This new, robustly supported phylogenetic framework has implications for better understanding the evolution of new functions in the RAMTase protein family, especially the mtTFB orthologs, and suggests areas in which additional experimental and bioinformatics research is needed. Here we show vast phylogenetic and temporal distance between the lineages containing mtTFB1 and mtTBF2, which were duplicated prior to the divergence of the LUCA roughly 3.8–2.9 billion years ago (Caetano-Anollés et al. 2014; Wacey et al. 2011). The fact that similar transcriptional regulator functions emerged independently from the ancestral RNA methyltransferase function has important implications for understanding neofunctionalization and functional evolvability in protein families. This result suggests that the ancestral rRNA methyltransferases may have been especially amenable to neofunctionalization as transcriptional regulators perhaps because of their particular mode of nucleic acid binding during the process of methylation. An alternative interpretation of the phylogeny presented here is that the ancestral protein was capable of both transcription and methylation and that subsequent subfunctionalization has produced single function proteins (Des Marais and Rausher 2008; Hughes 1994; Lynch and Conery 2000), the majority of which have retained the RNA methylations function. This second scenario is consistent with possible biases in the genome of the LUCA and its predecessors towards genes with multifunctionality, at least for some cellular processes (Ranea et al. 2006). The ability of exclusively methylating mtTFB1s to perform transcription in vitro (Falkenberg et al. 2002) and the bifunctionality of the Amoebozoan mtTFB1 can both be interpreted as supporting either of these scenarios. Future experimental characterization of orthologs across the RAMTase tree will help to resolve the evolutionary history of protein functions within the RAMTase family.

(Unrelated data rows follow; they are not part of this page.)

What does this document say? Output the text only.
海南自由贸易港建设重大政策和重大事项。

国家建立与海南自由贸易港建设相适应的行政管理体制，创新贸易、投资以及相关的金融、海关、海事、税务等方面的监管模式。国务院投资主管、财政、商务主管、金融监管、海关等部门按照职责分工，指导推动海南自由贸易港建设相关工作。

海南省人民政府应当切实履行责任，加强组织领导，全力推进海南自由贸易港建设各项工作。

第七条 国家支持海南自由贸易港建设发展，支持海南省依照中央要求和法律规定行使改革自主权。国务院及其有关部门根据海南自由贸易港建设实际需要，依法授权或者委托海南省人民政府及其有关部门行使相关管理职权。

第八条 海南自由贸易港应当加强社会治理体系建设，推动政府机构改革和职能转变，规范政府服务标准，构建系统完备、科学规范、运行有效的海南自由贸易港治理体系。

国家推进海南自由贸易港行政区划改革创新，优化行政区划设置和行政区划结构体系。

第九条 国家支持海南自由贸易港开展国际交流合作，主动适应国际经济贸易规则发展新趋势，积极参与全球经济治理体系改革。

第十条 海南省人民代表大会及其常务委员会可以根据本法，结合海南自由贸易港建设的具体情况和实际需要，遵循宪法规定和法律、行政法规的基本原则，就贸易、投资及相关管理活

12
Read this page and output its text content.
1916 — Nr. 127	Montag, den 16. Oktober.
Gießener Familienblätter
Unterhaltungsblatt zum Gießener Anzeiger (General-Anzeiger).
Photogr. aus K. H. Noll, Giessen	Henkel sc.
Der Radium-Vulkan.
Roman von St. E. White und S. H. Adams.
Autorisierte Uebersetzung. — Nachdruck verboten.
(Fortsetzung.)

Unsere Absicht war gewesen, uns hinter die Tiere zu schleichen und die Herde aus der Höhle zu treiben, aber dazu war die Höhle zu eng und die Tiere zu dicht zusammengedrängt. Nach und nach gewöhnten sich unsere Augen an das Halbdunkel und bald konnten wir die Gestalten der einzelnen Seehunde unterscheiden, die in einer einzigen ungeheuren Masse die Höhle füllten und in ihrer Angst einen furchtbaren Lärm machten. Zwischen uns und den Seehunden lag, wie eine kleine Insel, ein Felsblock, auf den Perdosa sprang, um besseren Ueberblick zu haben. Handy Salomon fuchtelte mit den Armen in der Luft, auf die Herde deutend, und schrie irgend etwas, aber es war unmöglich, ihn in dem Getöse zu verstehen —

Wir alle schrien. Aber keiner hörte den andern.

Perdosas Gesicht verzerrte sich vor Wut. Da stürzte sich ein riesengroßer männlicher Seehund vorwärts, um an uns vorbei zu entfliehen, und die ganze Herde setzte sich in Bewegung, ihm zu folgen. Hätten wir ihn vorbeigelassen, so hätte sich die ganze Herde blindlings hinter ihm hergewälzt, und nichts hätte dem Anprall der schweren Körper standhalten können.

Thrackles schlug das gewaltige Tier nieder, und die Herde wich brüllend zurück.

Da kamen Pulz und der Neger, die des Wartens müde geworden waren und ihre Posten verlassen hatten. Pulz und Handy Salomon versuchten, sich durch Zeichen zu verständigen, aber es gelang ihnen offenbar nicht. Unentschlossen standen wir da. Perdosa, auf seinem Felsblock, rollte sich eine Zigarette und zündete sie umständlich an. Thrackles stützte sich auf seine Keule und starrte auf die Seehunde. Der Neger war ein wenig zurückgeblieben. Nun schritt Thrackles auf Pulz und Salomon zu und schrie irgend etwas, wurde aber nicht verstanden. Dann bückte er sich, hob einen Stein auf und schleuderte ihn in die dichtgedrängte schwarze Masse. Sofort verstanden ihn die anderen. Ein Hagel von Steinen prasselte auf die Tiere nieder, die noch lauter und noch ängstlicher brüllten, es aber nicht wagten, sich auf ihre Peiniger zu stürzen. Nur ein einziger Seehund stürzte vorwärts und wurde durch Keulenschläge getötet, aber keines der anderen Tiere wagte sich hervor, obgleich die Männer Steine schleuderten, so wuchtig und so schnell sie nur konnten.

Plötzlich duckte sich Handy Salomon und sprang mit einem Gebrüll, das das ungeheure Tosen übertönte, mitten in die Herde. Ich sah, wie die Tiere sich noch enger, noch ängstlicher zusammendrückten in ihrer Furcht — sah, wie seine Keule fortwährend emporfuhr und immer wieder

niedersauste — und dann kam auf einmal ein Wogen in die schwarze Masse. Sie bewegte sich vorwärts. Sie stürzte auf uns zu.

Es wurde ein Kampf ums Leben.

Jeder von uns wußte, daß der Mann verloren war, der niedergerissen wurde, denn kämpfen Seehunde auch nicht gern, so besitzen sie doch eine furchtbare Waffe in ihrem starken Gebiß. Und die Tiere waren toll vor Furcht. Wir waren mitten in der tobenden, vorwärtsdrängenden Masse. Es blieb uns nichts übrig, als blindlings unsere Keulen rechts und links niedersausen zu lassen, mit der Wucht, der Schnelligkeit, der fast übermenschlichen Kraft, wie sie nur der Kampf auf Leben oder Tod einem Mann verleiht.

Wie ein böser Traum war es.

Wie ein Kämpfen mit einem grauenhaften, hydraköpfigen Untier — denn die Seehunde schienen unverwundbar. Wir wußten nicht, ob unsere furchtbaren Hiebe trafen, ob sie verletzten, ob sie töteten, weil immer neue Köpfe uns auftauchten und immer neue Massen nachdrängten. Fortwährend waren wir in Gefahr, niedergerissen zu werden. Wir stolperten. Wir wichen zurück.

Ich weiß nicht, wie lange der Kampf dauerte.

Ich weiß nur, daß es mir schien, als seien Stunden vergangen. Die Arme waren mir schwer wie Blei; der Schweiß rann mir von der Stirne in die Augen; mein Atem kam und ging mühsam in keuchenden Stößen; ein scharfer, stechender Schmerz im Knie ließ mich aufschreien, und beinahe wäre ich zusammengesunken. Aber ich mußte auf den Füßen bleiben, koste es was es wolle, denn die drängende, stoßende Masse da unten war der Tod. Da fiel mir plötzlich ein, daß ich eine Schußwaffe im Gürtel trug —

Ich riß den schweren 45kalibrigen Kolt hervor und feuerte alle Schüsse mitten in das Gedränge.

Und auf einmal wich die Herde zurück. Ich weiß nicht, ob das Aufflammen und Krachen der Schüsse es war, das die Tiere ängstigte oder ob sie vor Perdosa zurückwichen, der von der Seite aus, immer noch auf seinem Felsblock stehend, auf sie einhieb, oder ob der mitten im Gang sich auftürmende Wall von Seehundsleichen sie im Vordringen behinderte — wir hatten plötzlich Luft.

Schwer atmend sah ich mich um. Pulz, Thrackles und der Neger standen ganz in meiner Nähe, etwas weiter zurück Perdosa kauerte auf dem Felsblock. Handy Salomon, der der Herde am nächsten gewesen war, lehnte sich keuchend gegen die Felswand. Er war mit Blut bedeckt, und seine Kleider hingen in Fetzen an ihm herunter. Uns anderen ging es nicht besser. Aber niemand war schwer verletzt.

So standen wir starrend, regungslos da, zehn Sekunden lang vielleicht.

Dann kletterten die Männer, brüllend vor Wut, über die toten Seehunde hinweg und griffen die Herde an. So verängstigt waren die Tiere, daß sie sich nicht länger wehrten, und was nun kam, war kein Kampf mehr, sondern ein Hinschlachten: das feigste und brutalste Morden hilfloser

Our results also highlight many remaining uncertainties regarding the origins of RAMTases in plastid-bearing eukaryotic lineages (Fig. 1b). Presently, it is difficult to develop a hypothesis for the origins of plastid-associating RAMTases. The evolutionary history of plastid organelles among eukaryotic lineages is considerably less certain than that of mitochondria and is also possibly more complex due to multiple endosymbiosis events (Archibald 2009; Ball et al. 2013; Domman et al. 2015; Gross et al. 2008). Moreover, the evolutionary history of RAMTases in plastid-bearing lineages is also compounded by at least one duplication of Lineage 1 detected within Arabidapsis thaliana (L.) Heynh.; DIM1B, which localizes to the mitochondria, performs methylation, and, thus, behaves like an mtTFB1 ortholog (Richter et al. 2010) (see also Supplementary File 2, Uniprot accessions 022268 and Q9FKO2). A better understanding of RAMTases in plastid-bearing lineages can most likely be achieved through an improved evolutionary framework for plastid evolution as well as additional identification and characterization of RAMTases in plastid-bearing model and non-model organisms.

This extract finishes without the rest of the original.